AAPG ANNUAL CONFERENCE AND EXHIBITION
Making the Next Giant Leap in Geosciences
April 10-13, 2011, Houston, Texas, USA
The Relationship Between Diagenesis, Porosity Evolution and Hydrocarbon Charging of Deeply Buried Sandstone Reservoirs in Dongpu Sag, Bohai Bay Basin, East China
(1) College of Geo-Resource and Information, China University of Petroleum, Qingdao, China.
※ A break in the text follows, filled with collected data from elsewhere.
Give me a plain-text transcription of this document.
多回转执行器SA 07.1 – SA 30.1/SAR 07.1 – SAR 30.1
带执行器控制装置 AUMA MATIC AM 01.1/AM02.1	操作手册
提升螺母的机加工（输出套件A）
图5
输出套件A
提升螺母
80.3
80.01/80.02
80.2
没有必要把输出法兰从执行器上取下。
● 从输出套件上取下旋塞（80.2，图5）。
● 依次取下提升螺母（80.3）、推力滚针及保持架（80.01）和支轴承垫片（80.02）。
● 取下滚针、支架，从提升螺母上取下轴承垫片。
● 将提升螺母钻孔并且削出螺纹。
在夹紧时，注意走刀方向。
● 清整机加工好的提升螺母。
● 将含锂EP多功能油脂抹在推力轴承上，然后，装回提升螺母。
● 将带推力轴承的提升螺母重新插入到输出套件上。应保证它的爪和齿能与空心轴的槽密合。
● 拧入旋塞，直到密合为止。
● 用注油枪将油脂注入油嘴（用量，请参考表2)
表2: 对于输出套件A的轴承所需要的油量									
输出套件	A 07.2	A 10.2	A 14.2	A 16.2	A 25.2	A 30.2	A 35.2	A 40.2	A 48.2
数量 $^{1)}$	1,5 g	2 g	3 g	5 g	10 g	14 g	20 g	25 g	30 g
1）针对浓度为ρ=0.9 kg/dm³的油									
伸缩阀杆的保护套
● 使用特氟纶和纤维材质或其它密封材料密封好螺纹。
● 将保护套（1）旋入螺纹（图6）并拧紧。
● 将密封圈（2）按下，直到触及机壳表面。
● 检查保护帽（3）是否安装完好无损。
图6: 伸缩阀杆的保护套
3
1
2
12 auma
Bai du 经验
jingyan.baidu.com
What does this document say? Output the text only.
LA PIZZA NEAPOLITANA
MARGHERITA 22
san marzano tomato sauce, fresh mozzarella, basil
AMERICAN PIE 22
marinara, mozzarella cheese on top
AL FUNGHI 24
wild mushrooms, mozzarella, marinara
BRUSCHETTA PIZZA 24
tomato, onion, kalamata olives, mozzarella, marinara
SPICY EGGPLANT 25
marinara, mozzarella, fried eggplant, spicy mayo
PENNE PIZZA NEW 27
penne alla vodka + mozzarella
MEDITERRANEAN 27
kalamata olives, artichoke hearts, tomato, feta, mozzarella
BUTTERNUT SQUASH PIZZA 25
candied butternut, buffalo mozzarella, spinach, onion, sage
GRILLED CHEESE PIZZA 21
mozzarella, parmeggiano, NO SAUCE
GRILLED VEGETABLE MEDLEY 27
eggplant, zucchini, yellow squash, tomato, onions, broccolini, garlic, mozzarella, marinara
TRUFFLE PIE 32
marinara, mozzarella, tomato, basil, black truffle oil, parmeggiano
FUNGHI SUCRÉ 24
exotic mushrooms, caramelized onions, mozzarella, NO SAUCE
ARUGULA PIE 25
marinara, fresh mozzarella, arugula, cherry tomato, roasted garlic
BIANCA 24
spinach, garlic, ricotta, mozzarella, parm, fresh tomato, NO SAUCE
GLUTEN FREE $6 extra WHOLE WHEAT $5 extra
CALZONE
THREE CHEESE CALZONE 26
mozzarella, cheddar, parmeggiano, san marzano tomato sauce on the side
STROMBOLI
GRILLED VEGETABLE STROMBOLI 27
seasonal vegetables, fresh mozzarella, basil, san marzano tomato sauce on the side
In the process of study of deeply-buried sandstone reservoirs in Dongpu Sag, which is deeper than 3500m, we found that there are several features: (1) The sandstone is tight, its grains of the reservoir are very fine, and porosity is low. (2) The abnormally high porosity belts were developed locally, but its formation mechanism and distribution laws are unclear. (3) The reservoirs containing high oil saturation usually have high porosity. For example, the siltstone at 4153m in well W203-59 contains oil, and its porosity is 19%. Has the early hydrocarbon charging prevented the process of cementation filling, and left high porosity? Or has the oil just filled the spaces where the early cementation missed? In other words, whether hydrocarbon charging can control the diagenesis and porosity evolution of deeply-buried sandstone reservoirs in Dongpu Sag? And how it controlled? Using the data of thin-sections analysis, cathodoluminescence, SEM and fluid inclusions, we studied the characteristics of diagenesis, porosity type and evolution of reservoirs in different depth, and the relationships between hydrocarbon charging and development of effective reservoir. And gained the following conclusions: (1) Early carbonate cementation had impeded diagenesis, and it had eliminated the further packing of detrital grains during compaction, and is good for the reservation of pore spaces. (2) Latter carbonates mainly include ferroan calcite and ankerite. By the organic acid, early carbonates, feldspar and clay minerals provided material bases for latter carbonates, and the dissolved matters will move to some places by acidic fluid and deposit again, and it usually decreased the porosity of the reservoir. (3) In the reservoirs undertaken hydrocarbon charging, corrosion of feldspars and calcites were strong, and it produced large amount of secondary porosities, which made of the major pore spaces of the deeply-buried sandstone reservoirs. (4) The hydrocarbon charging controlled the diagenetic evolution of the reservoir. It had impeded the quartz overgrowth and latter carbonate cementation filling. (5) The hydrocarbon charging influenced the formation and conversion of clay minerals in the reservoirs . For example, only in the reservoirs in which the hydrocarbon saturation is low, the secondary Illites were largely developed.